Рембрандт написал картину в 1642 году, и до сих пор искусствоведы всего мира спорят, зачем он это сделал. Картина должна была называться «Парад национальной гвардии». Художнику заказали групповой портрет корпорации амстердамских стрелков. Члены корпорации вербовались из рядов богатых и именитых граждан города Амстердама, на них лежала забота об общественной безопасности. Кроме того, стрелки осуществляли почетный караул во время приезда коронованных особ. Служба считалась престижной, командные должности в корпорации чрезвычайно высоко ценились.
Чтобы увековечить себя и войти в бессмертие, у обеспеченных горожан стало модным заказывать свои групповые портреты.
Старыгин вытянул поудобнее ноги и прикрыл глаза. Перед его мысленным взором тотчас встали две картины, хранящиеся в Эрмитаже на втором этаже в галерее Нидерландов, где всегда ужасно холодно, даже летом.
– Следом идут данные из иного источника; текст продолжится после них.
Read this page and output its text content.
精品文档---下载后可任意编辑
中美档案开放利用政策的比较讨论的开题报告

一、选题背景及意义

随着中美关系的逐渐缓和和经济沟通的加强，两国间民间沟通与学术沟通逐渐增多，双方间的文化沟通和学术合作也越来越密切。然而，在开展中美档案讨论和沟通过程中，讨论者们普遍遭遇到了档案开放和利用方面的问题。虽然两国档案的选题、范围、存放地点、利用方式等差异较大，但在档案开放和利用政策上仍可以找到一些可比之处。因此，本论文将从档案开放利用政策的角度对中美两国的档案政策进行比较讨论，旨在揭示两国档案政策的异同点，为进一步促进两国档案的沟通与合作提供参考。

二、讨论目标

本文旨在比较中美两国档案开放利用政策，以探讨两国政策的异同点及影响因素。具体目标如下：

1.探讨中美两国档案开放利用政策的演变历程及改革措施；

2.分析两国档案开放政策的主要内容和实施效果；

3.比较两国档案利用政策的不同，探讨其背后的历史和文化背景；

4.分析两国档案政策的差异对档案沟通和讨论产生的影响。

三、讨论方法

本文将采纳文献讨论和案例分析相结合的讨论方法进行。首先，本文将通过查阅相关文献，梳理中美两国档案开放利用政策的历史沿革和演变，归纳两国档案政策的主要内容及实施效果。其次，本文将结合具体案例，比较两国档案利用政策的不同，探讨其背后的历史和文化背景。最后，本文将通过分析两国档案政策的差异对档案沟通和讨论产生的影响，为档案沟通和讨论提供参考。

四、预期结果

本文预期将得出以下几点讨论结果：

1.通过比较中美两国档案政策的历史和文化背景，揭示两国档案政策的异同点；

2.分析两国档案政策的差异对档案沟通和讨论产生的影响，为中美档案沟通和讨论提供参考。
Голландский художник Дирк Якобс написал две картины под одинаковым названием «Групповой портрет корпорации Амстердамских стрелков». Между ними разница в тридцать лет, а работу Рембрандта Якобс опередил в среднем лет на сто.
Обе картины очень похожи – примерно полтора десятка мужчин в одинаковой черной с белым одежде в два ряда сидят и стоят на фоне далекого и неявного пейзажа. На более поздней картине мужчин чуть больше, и все они гораздо старше. Эти две картины по композиции напоминают групповую фотографию, сделанную в доме отдыха, – все персонажи расположены в ряд и хорошо видны, только снизу никто не лег и не присел на корточки.
Такой групповой портрет воплощал представление голландцев о равенстве и справедливости – конечно, внутри закрытого для посторонних сообщества. Каждый из позировавших художнику стрелков платил за право быть увековеченным одну и ту же сумму, причем сумму довольно значительную, поэтому он имел право получить свой портрет точно так же, как и все остальные – он имел право на хорошо видный, узнаваемый, достойный образ, который будут с уважением лицезреть самые отдаленные потомки.
Старыгин отвлекся от размышлений, потому что стали разносить завтрак. Самолет принадлежал чешской авиакомпании, стало быть, и меню будет чешским. Он, в общем-то, не против, только бы не кнедлики – гордость чешской кухни. Дмитрий Алексеевич считал себя человеком некапризным, но один вид шариков из клейкого картофельного теста приводит его в уныние.